News and Tribune

January 29, 2010

HOWEY: The decks were stacked against Obama

By BRIAN HOWEY

INDIANAPOLIS — We are not seeing any “1.19.13” bumper stickers — yet — but at the end of President Obama’s first year at the White House, he is receiving a stinging rebuke from the most liberal state in the union with the election of Republican Scott Brown to the Senate.

It closed an absolutely wild year and prompted me to go back and look at what I said as Obama entered the presidency. I predicted that given the array of problems Obama inherited when he entered the White House, the deck was stacked against him. I said his approval rating would probably be in the 40th percentile by November 2009. There were too many “damned-if-you-do; damned-if-you-don’t” scenarios.

And here we are! Do you pull out of Afghanistan and take heat as a war wimp soft on terror, or push forward with a surge? On that one, Obama committed troops to what appears to be a quagmire, only to find the next terror attack attempt emanating from Yemen, the new al-Qaida redoubt.

Do you let General Motors and Chrysler liquidate? If you do, the 10 percent jobless rate surges to 12 to 15 percent as the rest of the auto sector collapses. The American manufacturing base — a bare 12 percent of the economy — erodes further. On this one, Obama rejected two GM and Chrysler restructuring plans, forced them into an accelerated bankruptcy, and GM plans to repay its TARP funds by June. Chrysler is still a precarious basket case.

What do you do with Wall Street, the true benefactor of the biggest political payoff in U.S. history with $780 billion at the end of the Bush presidency? Here, Obama has made headlines docking executive bonuses and is now talking about a tax to regain the TARP funds, estranging him from 2008 supporter Warren Buffett. But little has been done structurally to keep the barons from doing the exact same things they did leading up to that meltdown. Here it appears Americans will be condemned to repeat history, though Obama is tagged as the “socialist” while Bush is not. Go figure.
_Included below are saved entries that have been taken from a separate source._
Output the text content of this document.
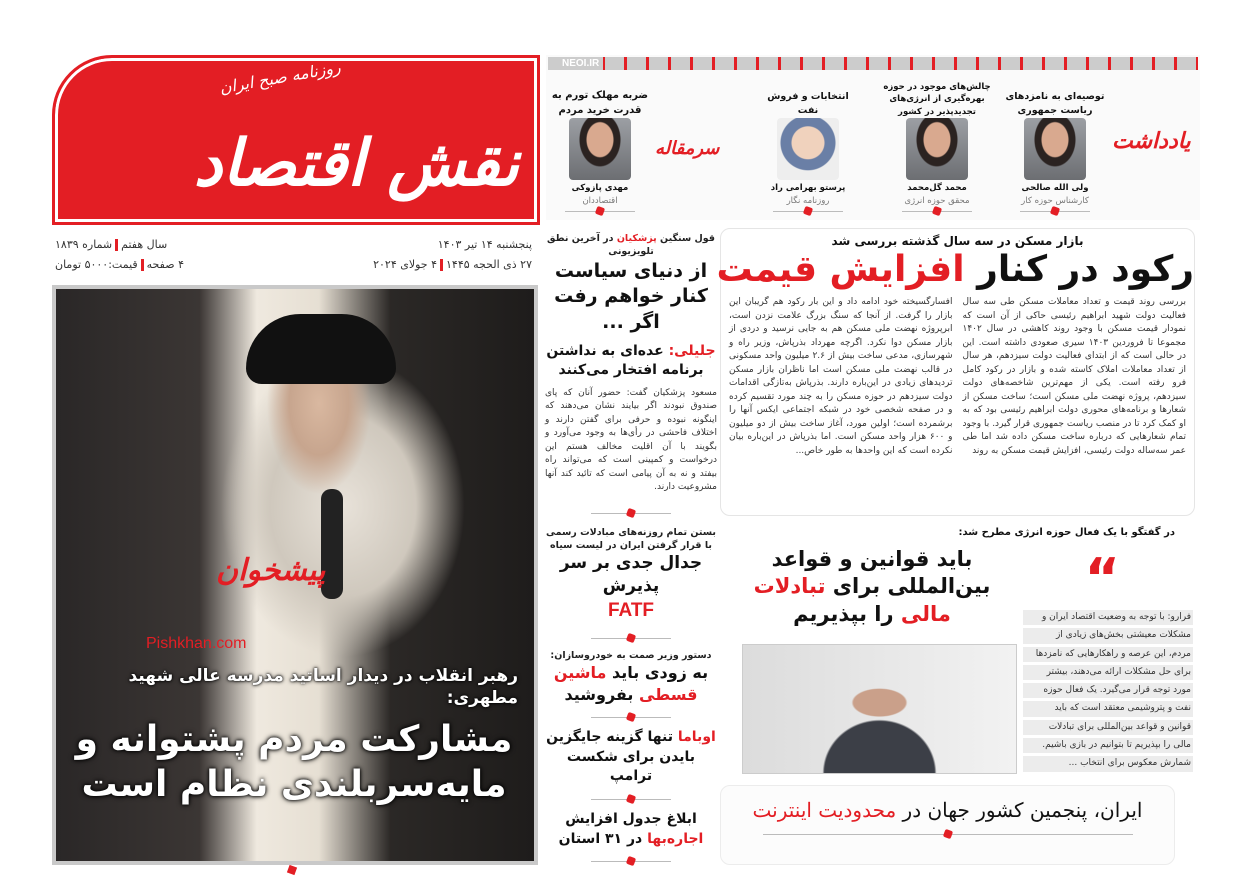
نقش اقتصاد
روزنامه صبح ایران
پنجشنبه ۱۴ تیر ۱۴۰۳
۲۷ ذی الحجه ۱۴۴۵۴ جولای ۲۰۲۴
سال هفتمشماره ۱۸۳۹
۴ صفحهقیمت:۵۰۰۰ تومان
پیشخوان
Pishkhan.com
رهبر انقلاب در دیدار اساتید مدرسه عالی شهید مطهری:
مشارکت مردم پشتوانه و مایه‌سربلندی نظام است
قول سنگین پزشکیان در آخرین نطق تلویزیونی
از دنیای سیاست کنار خواهم رفت اگر ...
جلیلی: عده‌ای به نداشتن برنامه افتخار می‌کنند
مسعود پزشکیان گفت: حضور آنان که پای صندوق نبودند اگر بیایند نشان می‌دهند که اینگونه نبوده و حرفی برای گفتن دارند و اختلاف فاحشی در رأی‌ها به وجود می‌آورد و بگویند با آن اقلیت مخالف هستم این درخواست و کمپینی است که می‌تواند راه بیفتد و نه به آن پیامی است که تائید کند آنها مشروعیت دارند.
بستن تمام روزنه‌های مبادلات رسمی با قرار گرفتن ایران در لیست سیاه
جدال جدی بر سر پذیرش
FATF
دستور وزیر صمت به خودروسازان:
به زودی باید ماشین قسطی بفروشید
اوباما تنها گزینه جایگزین بایدن برای شکست ترامپ
ابلاغ جدول افزایش
اجاره‌بها در ۳۱ استان
NEOI.IR
یادداشت
سرمقاله
توصیه‌ای به نامزدهای ریاست جمهوری
ولی الله صالحی
کارشناس حوزه کار
چالش‌های موجود در حوزه بهره‌گیری از انرژی‌های تجدیدپذیر در کشور
محمد گل‌محمد
محقق حوزه انرژی
انتخابات و فروش نفت
پرستو بهرامی راد
روزنامه نگار
ضربه مهلک تورم به قدرت خرید مردم
مهدی پازوکی
اقتصاددان
بازار مسکن در سه سال گذشته بررسی شد
رکود در کنار افزایش قیمت
بررسی روند قیمت و تعداد معاملات مسکن طی سه سال فعالیت دولت شهید ابراهیم رئیسی حاکی از آن است که نمودار قیمت مسکن با وجود روند کاهشی در سال ۱۴۰۲ مجموعا تا فروردین ۱۴۰۳ سیری صعودی داشته است. این در حالی است که از ابتدای فعالیت دولت سیزدهم، هر سال از تعداد معاملات املاک کاسته شده و بازار در رکود کامل فرو رفته است. یکی از مهم‌ترین شاخصه‌های دولت سیزدهم، پروژه نهضت ملی مسکن است؛ ساخت مسکن از شعارها و برنامه‌های محوری دولت ابراهیم رئیسی بود که به او کمک کرد تا در منصب ریاست جمهوری قرار گیرد. با وجود تمام شعارهایی که درباره ساخت مسکن داده شد اما طی عمر سه‌ساله دولت رئیسی، افزایش قیمت مسکن به روند
افسارگسیخته خود ادامه داد و این بار رکود هم گریبان این بازار را گرفت. از آنجا که سنگ بزرگ علامت نزدن است، ابرپروژه نهضت ملی مسکن هم به جایی نرسید و دردی از بازار مسکن دوا نکرد. اگرچه مهرداد بذرپاش، وزیر راه و شهرسازی، مدعی ساخت بیش از ۲.۶ میلیون واحد مسکونی در قالب نهضت ملی مسکن است اما ناظران بازار مسکن تردیدهای زیادی در این‌باره دارند. بذرپاش به‌تازگی اقدامات دولت سیزدهم در حوزه مسکن را به چند مورد تقسیم کرده و در صفحه شخصی خود در شبکه اجتماعی ایکس آنها را برشمرده است؛ اولین مورد، آغاز ساخت بیش از دو میلیون و ۶۰۰ هزار واحد مسکن است. اما بذرپاش در این‌باره بیان نکرده است که این واحدها به طور خاص...
در گفتگو با یک فعال حوزه انرژی مطرح شد:
باید قوانین و قواعد بین‌المللی برای تبادلات مالی را بپذیریم
“

فرارو: با توجه به وضعیت اقتصاد ایران و

مشکلات معیشتی بخش‌های زیادی از

مردم، این عرصه و راهکارهایی که نامزدها

برای حل مشکلات ارائه می‌دهند، بیشتر

مورد توجه قرار می‌گیرد. یک فعال حوزه

نفت و پتروشیمی معتقد است که باید

قوانین و قواعد بین‌المللی برای تبادلات

مالی را بپذیریم تا بتوانیم در بازی باشیم.

شمارش معکوس برای انتخاب ...

ایران، پنجمین کشور جهان در محدودیت اینترنت
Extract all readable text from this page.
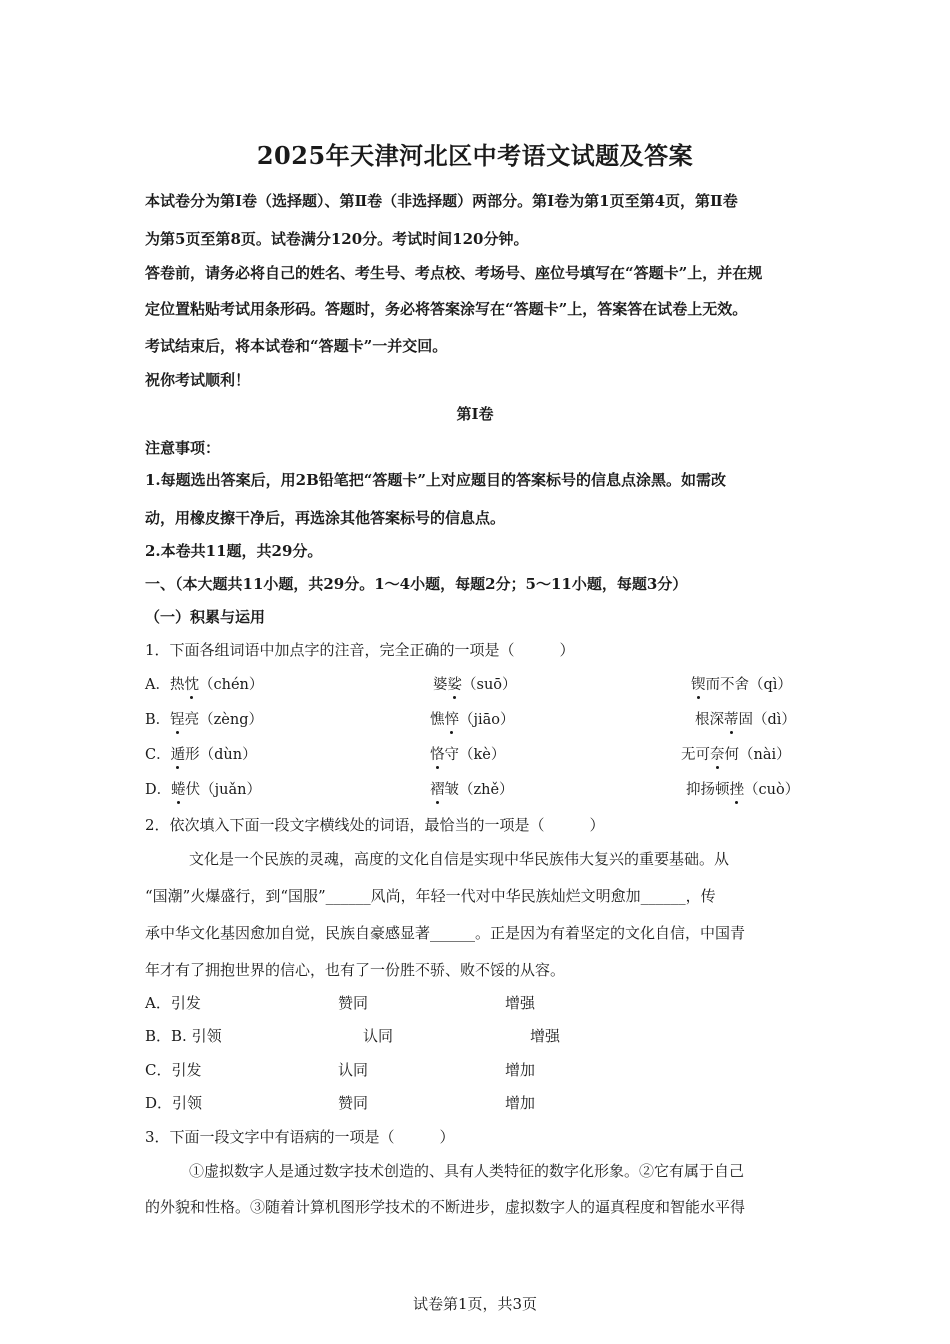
2025年天津河北区中考语文试题及答案
本试卷分为第Ⅰ卷（选择题）、第Ⅱ卷（非选择题）两部分。第Ⅰ卷为第1页至第4页，第Ⅱ卷
为第5页至第8页。试卷满分120分。考试时间120分钟。
答卷前，请务必将自己的姓名、考生号、考点校、考场号、座位号填写在“答题卡”上，并在规
定位置粘贴考试用条形码。答题时，务必将答案涂写在“答题卡”上，答案答在试卷上无效。
考试结束后，将本试卷和“答题卡”一并交回。
祝你考试顺利！
第Ⅰ卷
注意事项：
1.每题选出答案后，用2B铅笔把“答题卡”上对应题目的答案标号的信息点涂黑。如需改
动，用橡皮擦干净后，再选涂其他答案标号的信息点。
2.本卷共11题，共29分。
一、（本大题共11小题，共29分。1～4小题，每题2分；5～11小题，每题3分）
（一）积累与运用
1．下面各组词语中加点字的注音，完全正确的一项是（　　　）
A．热忱（chén）	婆娑（suō）	锲而不舍（qì）
B．锃亮（zèng）	憔悴（jiāo）	根深蒂固（dì）
C．遁形（dùn）	恪守（kè）	无可奈何（nài）
D．蜷伏（juǎn）	褶皱（zhě）	抑扬顿挫（cuò）
2．依次填入下面一段文字横线处的词语，最恰当的一项是（　　　）
文化是一个民族的灵魂，高度的文化自信是实现中华民族伟大复兴的重要基础。从
“国潮”火爆盛行，到“国服”______风尚，年轻一代对中华民族灿烂文明愈加______，传
承中华文化基因愈加自觉，民族自豪感显著______。正是因为有着坚定的文化自信，中国青
年才有了拥抱世界的信心，也有了一份胜不骄、败不馁的从容。
A．引发	赞同	增强
B．B. 引领	认同	增强
C．引发	认同	增加
D．引领	赞同	增加
3．下面一段文字中有语病的一项是（　　　）
①虚拟数字人是通过数字技术创造的、具有人类特征的数字化形象。②它有属于自己
的外貌和性格。③随着计算机图形学技术的不断进步，虚拟数字人的逼真程度和智能水平得
试卷第1页，共3页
The stimulus? It’s fueling the Tea Party movement. Republicans lash out at the stimulus, but here in Indiana, it bailed the state out and kept severe education cuts temporarily at bay. Without the Obama stimulus, we would be raising taxes and shutting down services. Some economists don’t believe the stimulus was enough and others are outraged that Pelosi and Reid back-loaded it for political advantage later this year. With the jobless rate at 10 percent, I can hear James Carville’s wicked voice: “It’s the economy stupid.”

Energy? We had virtually no energy policy during the Bush-Cheney years. Obama’s efforts to increase CAFE standards and incentives to the electric car sector appears to be paying off, particularly here in Indiana as EnerDel grows and Th!nk comes to the state. In a normal year, this would have been a major achievement. In the year of Obama, it’s almost an afterthought.

Education? I remember riding back from Kokomo with Gov. Daniels in the fall of ‘08 as he contemplated a potential “President Obama” and said that if he had the guts, he could reshape American education in a Nixon-goes-to-China type scenario. On this front, Obama and Daniels are speaking from a similar script. Daniels and Supt. Tony Bennett have embraced the Race to the Top.

Health care? Now we know why the White House was pressing for the reforms to pass the House last July before the August recess. When they didn’t, the Guns of August appeared, watering the tree of liberty with the blood of patriots and young presidents. This is the proverbial snowball in hell that grew into the ballot box shots in Lexington on Tuesday. Republicans like Sen. Lugar counseled Obama to concentrate on the economy and take an incremental approach. Such counsel fell on deaf ears, even for Obama who used Lugar as a campaign example of consensus building.

You can understand how Obama made the decision to use his political capital early, forge historic reforms and hope that good public policy nourishes his reelection three years hence. Today, it stands in shambles. Obama vowed during countless Indiana campaign appearances that he would reach out to Republicans. It was a half-hearted effort on both sides. Leaving the details to the Congressional liberal leaders has provoked a vigorous backlash.

The deficits? Whew! This just makes folks angry, particularly Republicans and Sen. Bayh. The $1.4 trillion deficit is staggering. But give Obama credit for at least putting everything on the ledger; as opposed to the good old Bush-Cheney days where about a trillion dollars spent on two wars weren’t counted.

So, we’re looking at a one-term president, right? Not so fast. President Clinton lost the health reforms in 1993 and Congress in 1994. Two years later, he had a relatively easy reelection victory over Bob Dole. The problem for Republicans is they don’t even have presidential timber as credible as Bob Dole right now.

The odds were so stacked against President Obama and are even more so today. We just can’t wait to get the Republicans back in control so they keep a lid on things.